Antibody to CD137 Activated by Extracellular Adenosine Triphosphate Is Tumor Selective and Broadly Effective In Vivo without Systemic Immune Activation

Agonistic antibodies targeting CD137 have been clinically unsuccessful due to systemic toxicity. Because conferring tumor selectivity through tumor-associated antigen limits its clinical use to cancers that highly express such antigens, we exploited extracellular adenosine triphosphate (exATP), which is a hallmark of the tumor microenvironment and highly elevated in solid tumors, as a broadly tumor-selective switch.

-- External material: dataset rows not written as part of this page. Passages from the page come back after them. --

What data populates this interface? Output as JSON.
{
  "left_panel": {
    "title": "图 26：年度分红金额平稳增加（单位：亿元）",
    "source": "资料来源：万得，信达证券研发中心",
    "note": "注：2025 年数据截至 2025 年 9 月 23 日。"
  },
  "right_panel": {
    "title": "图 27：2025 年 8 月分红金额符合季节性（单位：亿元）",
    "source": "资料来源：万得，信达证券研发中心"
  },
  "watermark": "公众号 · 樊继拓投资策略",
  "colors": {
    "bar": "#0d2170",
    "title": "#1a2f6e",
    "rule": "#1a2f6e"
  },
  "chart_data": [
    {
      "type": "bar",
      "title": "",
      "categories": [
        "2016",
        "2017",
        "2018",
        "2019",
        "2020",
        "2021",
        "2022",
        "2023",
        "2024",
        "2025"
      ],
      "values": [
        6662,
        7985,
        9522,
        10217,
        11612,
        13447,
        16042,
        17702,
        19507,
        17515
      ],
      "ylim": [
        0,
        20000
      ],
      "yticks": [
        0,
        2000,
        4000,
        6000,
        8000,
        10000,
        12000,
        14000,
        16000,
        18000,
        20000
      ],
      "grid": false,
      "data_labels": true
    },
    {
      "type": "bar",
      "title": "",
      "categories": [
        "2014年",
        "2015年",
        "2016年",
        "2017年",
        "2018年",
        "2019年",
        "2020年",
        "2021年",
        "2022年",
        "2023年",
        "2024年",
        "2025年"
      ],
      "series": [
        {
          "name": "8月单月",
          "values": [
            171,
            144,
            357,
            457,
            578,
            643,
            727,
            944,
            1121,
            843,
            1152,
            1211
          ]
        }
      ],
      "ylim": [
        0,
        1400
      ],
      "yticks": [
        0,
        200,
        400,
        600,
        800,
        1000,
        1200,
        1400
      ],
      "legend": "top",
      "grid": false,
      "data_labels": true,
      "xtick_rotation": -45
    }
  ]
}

We generated a novel anti-CD137 switch antibody, STA551, which exerts agonistic activity only in the presence of exATP. STA551 demonstrated potent and broad antitumor efficacy against all mouse and human tumors tested and a wide therapeutic window without systemic immune activation in mice. STA551 was well tolerated even at 150 mg/kg/week in cynomolgus monkeys. These results provide a strong rationale for the clinical testing of STA551 against a broad variety of cancers regardless of antigen expression, and for the further application of this novel platform to other targets in cancer therapy. SIGNIFICANCE: Reported CD137 agonists suffer from either systemic toxicity or limited efficacy against antigen-specific cancers. STA551, an antibody designed to agonize CD137 only in the presence of extracellular ATP, inhibited tumor growth in a broad variety of cancer models without any systemic toxicity or dependence on antigen expression.

Automated summary

The novel anti-CD137 switch antibody STA551 shows strong and broad antitumor efficacy by targeting extracellular ATP in the tumor microenvironment, providing a potential treatment option for a wide variety of cancers regardless of antigen expression. The antibody demonstrates potent tumor inhibition without systemic toxicity or dependence on antigen expression in both mouse and human tumor models, supporting its further clinical testing and potential application to other cancer therapy targets.